Read that until you understand it.
Then how did the New York Times find out about it?
OMFG...
Seems to me, if an innocent person is convicted, the defense attorney should be the one getting slammed, since they obviously suck at their job.
I suppose you think Gideon v. Wainwright was a good ruling, too?
Your legal counsel is not your personal champion. He is there to provide legal advice and to represent you in legal proceedings. If you want to make sure that good counsel is unaffordable for virtually everybody, you could do little better than making your attorney responsible for the verdict.
How about this:
It's a competitive system. The attorneys, on both sides, are responsible for winning. If they lose a case they should have won, blame them for that. If you end up with an obviously unjust outcome, blame the jury.
And if one side has exculpatory evidence that they intentionally don't share?
Listen, stop posting about this you're coming off like a stupid asshole.
"And if one side has exculpatory evidence that they intentionally don't share?"
Then the defense should get that evidence thrown out.
Yes the "defense should get that thrown out"...
Why would the defense get EXCULPATORY evidence thrown out?
The dictionary is your friend.
Hey Weigel.
It's not a "competitive system", it's a contrivance. The purpose it is designed to serve is the punishment of crime. The only people responsible for the outcome are the ones running the show. The defendant and the jurors are there by force.
The defense attorney has no control over the outcome. Making him responsible for the verdict is all but guaranteeing the extinction of defense attorneys. Oh sure, you can find a warm body to fill the seat, but if you just want to put on a show, why don't we skip the pretense and bring back gladiators?
Like I said the last time, I wish I believed in a Hell, so I'd know that this prosecutor would be suffering there for all eternity.
One can only hope he is caught fucking sheep.
The Romans may have been ahead of us on this one. How about we brand people with 'LIAR' on the forehead for extreme prosecutorial misconduct?
I dig it. Of course, that requires a judiciary willing to impose such a penalty.
Also distressing, he said, were violations of the "Brady rule" requiring that exculpatory information be handed over to the defense.

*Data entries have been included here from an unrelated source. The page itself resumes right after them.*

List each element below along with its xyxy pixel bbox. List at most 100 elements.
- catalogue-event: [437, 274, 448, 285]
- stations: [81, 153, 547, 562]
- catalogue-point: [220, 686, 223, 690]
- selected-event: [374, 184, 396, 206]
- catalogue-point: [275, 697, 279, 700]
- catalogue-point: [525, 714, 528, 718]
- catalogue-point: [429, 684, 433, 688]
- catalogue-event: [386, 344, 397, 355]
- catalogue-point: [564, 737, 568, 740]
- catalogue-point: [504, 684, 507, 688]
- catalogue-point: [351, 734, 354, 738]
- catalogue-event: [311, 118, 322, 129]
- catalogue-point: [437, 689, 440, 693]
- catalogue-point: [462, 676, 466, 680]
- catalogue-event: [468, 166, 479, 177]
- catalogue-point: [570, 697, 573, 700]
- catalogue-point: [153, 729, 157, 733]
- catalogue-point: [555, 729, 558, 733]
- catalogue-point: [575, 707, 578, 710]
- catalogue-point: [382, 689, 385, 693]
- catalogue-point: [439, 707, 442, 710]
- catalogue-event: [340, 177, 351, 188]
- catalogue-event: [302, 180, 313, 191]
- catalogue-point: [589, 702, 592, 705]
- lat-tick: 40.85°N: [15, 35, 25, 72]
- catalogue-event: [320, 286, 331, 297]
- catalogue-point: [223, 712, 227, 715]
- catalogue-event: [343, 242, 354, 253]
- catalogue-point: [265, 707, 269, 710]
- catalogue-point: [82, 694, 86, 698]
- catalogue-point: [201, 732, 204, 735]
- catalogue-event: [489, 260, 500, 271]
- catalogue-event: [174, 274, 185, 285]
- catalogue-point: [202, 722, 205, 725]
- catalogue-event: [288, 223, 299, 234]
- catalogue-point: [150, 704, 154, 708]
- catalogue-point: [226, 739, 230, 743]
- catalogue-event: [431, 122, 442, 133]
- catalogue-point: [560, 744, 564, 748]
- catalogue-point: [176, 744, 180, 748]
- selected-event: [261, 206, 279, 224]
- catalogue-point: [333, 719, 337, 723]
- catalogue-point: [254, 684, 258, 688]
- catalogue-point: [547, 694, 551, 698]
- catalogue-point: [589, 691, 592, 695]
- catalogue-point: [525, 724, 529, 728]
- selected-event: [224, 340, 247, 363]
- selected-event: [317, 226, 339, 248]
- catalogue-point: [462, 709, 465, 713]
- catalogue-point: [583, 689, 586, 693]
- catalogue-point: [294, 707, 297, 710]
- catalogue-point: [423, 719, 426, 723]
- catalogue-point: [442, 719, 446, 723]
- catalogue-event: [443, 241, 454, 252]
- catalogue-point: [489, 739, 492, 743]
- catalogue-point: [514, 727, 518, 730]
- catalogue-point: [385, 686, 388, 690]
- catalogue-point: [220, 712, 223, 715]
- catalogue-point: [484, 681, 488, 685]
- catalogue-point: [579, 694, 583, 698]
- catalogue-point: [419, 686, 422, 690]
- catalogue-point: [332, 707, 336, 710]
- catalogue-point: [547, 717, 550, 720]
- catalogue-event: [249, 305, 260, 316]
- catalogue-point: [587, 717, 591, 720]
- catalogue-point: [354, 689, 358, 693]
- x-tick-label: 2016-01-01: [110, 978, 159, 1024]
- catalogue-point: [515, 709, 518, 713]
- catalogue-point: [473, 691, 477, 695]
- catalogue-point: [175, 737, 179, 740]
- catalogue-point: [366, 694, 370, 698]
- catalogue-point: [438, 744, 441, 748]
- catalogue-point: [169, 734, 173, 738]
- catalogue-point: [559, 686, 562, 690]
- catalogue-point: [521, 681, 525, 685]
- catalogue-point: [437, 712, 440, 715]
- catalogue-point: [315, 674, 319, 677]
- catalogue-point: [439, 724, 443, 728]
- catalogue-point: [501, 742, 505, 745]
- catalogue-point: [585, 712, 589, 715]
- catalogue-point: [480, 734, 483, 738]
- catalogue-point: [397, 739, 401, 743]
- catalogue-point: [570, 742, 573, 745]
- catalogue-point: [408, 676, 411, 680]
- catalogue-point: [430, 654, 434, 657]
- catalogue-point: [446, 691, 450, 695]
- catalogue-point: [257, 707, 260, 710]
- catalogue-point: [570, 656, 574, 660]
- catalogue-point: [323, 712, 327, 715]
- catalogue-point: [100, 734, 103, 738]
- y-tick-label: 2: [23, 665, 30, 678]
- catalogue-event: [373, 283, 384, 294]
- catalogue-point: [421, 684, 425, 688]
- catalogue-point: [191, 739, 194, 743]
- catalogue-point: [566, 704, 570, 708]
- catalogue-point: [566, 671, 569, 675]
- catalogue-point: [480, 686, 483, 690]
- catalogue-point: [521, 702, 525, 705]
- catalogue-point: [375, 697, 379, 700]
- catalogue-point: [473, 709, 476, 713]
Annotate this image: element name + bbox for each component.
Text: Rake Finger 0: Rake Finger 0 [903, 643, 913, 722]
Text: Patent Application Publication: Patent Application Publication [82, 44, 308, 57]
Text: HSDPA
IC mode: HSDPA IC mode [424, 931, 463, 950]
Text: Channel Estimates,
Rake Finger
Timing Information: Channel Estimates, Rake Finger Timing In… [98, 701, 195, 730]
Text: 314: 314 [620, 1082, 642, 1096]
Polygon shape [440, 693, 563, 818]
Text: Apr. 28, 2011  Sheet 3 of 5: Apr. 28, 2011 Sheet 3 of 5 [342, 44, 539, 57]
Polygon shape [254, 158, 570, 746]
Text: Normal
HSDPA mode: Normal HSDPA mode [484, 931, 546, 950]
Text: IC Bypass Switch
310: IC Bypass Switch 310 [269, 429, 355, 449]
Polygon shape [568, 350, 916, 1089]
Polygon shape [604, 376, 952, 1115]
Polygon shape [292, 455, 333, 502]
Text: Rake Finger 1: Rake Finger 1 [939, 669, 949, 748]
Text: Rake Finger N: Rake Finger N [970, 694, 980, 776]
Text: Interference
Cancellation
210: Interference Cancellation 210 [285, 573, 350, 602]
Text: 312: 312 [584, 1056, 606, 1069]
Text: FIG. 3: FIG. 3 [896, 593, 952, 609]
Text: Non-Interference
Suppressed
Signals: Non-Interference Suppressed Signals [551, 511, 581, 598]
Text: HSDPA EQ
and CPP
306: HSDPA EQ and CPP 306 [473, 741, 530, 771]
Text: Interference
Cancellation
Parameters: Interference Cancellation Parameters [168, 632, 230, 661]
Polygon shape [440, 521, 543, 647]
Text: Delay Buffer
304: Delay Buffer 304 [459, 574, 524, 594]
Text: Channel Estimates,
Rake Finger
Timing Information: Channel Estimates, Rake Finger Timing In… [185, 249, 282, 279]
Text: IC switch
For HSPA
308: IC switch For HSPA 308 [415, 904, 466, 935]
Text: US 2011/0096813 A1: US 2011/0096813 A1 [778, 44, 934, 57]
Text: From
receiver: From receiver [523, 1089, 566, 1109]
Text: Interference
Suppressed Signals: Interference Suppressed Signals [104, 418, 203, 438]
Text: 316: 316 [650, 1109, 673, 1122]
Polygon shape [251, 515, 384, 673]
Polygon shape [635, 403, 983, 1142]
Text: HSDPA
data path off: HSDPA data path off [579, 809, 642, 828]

Yeah, right. And put not one, but two, convictions at risk?
The kangaroo court system is a JOKE. Plain and simple.
http://www.Crypt-Tools.tk
This guy, Nifong - man, NC sure can pick 'em. Not that they're anything unusual in the world of prosecutors, I'm sure.
30 years (that's half an adult life) in prison for nothing ... and the prosecutor is unmoved and untouched. Put Britts into prison, just for one year, so he can better appreciate what he has done.